MEIN BRUDER. WE’LL MEET AGAIN (2005)
    Duisburger Filmwoche: Preis des Goethe-Instituts

    Dokumentarfilm, D 2005, 57 Min., 35mm, Farbe, 1:1.66
    DVD-Verleih über Goethe-Institut


    Ein kurzer Besuch bei meinem großen Bruder. Der wohnt jetzt nicht mehr in Berlin. Mein Bruder ist seit einem Jahr in Frankreich. Er lebt jetzt bei Micha und Yvonne unterm Dach. Micha ist Kardiotechniker, Yvonne ist es gewesen. Yvonne nimmt sich jetzt Zeit für die Kinder. Und für die kleine Pension, die von Micha finanziert wird. Durch seine Arbeit auf Herzstationen in der Schweiz und in Deutschland. Mein Bruder kocht für Micha und Yvonne und für die Sommergäste. Jetzt ist Oktober.

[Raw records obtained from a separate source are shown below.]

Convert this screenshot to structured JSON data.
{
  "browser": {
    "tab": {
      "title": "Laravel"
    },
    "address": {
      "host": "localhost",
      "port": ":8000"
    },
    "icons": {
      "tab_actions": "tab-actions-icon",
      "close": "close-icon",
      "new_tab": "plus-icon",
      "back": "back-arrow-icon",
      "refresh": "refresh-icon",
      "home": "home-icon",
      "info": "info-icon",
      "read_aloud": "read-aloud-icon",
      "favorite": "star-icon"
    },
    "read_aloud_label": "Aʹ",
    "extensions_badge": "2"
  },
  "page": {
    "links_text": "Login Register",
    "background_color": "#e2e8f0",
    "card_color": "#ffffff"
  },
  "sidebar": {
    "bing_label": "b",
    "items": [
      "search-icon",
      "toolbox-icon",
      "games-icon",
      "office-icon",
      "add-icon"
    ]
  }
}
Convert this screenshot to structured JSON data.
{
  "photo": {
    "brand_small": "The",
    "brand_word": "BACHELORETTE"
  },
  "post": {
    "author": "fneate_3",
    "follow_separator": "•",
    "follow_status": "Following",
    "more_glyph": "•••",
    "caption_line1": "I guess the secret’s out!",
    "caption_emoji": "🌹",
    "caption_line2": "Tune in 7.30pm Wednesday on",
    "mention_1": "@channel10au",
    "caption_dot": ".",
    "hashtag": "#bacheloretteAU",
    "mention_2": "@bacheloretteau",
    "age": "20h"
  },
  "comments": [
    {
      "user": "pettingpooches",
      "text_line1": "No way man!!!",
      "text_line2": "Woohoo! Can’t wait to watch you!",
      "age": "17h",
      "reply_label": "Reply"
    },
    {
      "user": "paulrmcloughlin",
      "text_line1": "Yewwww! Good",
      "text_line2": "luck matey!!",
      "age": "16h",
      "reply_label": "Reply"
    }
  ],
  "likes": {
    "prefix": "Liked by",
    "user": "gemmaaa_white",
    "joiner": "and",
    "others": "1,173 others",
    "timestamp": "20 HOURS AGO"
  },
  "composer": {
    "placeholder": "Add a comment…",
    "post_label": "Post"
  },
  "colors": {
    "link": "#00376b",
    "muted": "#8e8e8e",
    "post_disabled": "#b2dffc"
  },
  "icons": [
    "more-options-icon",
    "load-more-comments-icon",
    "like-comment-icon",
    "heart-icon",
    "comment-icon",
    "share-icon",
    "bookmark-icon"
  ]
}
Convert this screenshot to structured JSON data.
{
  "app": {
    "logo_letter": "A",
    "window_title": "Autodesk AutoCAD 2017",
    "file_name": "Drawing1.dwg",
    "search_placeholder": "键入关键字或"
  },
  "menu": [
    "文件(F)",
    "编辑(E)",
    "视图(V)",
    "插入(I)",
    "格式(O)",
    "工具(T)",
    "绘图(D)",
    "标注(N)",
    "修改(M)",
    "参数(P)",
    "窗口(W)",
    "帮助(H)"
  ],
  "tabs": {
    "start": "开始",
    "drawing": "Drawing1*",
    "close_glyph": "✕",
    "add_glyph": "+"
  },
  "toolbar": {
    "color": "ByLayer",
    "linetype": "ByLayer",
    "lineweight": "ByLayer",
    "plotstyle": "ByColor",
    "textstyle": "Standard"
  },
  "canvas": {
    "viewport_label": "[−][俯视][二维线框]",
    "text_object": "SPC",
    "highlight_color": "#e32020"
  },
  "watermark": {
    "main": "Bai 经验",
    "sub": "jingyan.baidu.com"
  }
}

    Regie, Buch Thomas Heise Kamera Peter Badel Kamera-Assistenz Florian Wimmer Schnitt Gudrun Steinbrück, Axel Weber Ton Uve Haussig Post-Production Mike Gürgen Musik Frank Schleinstein, Nino Sandow, Christoph Waury, Felix Steinbach Ton-Bearbeitung Sven Piesker Schnitt Gudrun Steinbrück Mischton Martin Steyer Mitwirkende Andreas Heise, Michael Papstein, Vanina Perles u.a. Produktion Ma.Ja.De. Filmproduktion GmbH, Leipzig; in Co-Produktion mit: Zweites Deutsches Fernsehen (ZDF), Mainz; in Zusammenarbeit mit: Arte Deutschland, Baden-Baden / YLE Teema, Helsinki Produzent Heino Deckert Redaktion Doris Hepp, Leena Pasanen Produktionsleitung Meike Martens Produktions-Assistenz Sebastian Gassner, Edda Rosenfeld Drehzeit Oktober 2004 Drehort Bugarach (Südfrankreich) Uraufführung 15.02.2005, Berlin (IFF-Forum) Verleih Freunde der Deutschen Kinemathek Kinostart 10.11.2005 Festivals Berlinale 2005, Visions du Réel Nyon 2005, Duisburger Filmwoche 2005 (Dokumentarfilmpreis des Goethe-Instituts), One World HRFF Prague 2009, Festival dei Popoli Florence 2009, Italy

     

    Andreas: Da komme ich in ein Dorf von hundertzwanzig Einwohnern. Wer rechnet denn damit, dass da noch irgendwas sexuelles passieren könnte. Keiner. Dann hat sich die Dame aufgetan. Da hab ich gedacht am Anfang, na ja, ein bisschen ficken ist in Ordnung. Und auf einmal bin ich verknallt. Ich weiß ja auch nicht, ganz komisch. Am Anfang war es ganz toll: Kam nachts, ging nachts, alles in Ordnung. Aber dann auf einmal wurde das intensiver.

    Halbnah. Innen. Tag. Frankreich, Bugarach, Küche des Presbytére. Andreas im Profil am Küchentisch. Auf dem Küchentisch Zigarettendrehutensilien und eine Bierflasche. Andreas stopft mit einem Brillenbügel eine selbstgedrehte Zigarette nach.

    Thomas off: Ich wollte mit dir über Micha reden.
    Andreas: Ja.

    Andreas setzt seine Brille wieder auf.

    Thomas off: Ich zeig dir was.

    Thomas legt ein Foto ins Bild, auf den Tisch. Andreas nimmt das Foto.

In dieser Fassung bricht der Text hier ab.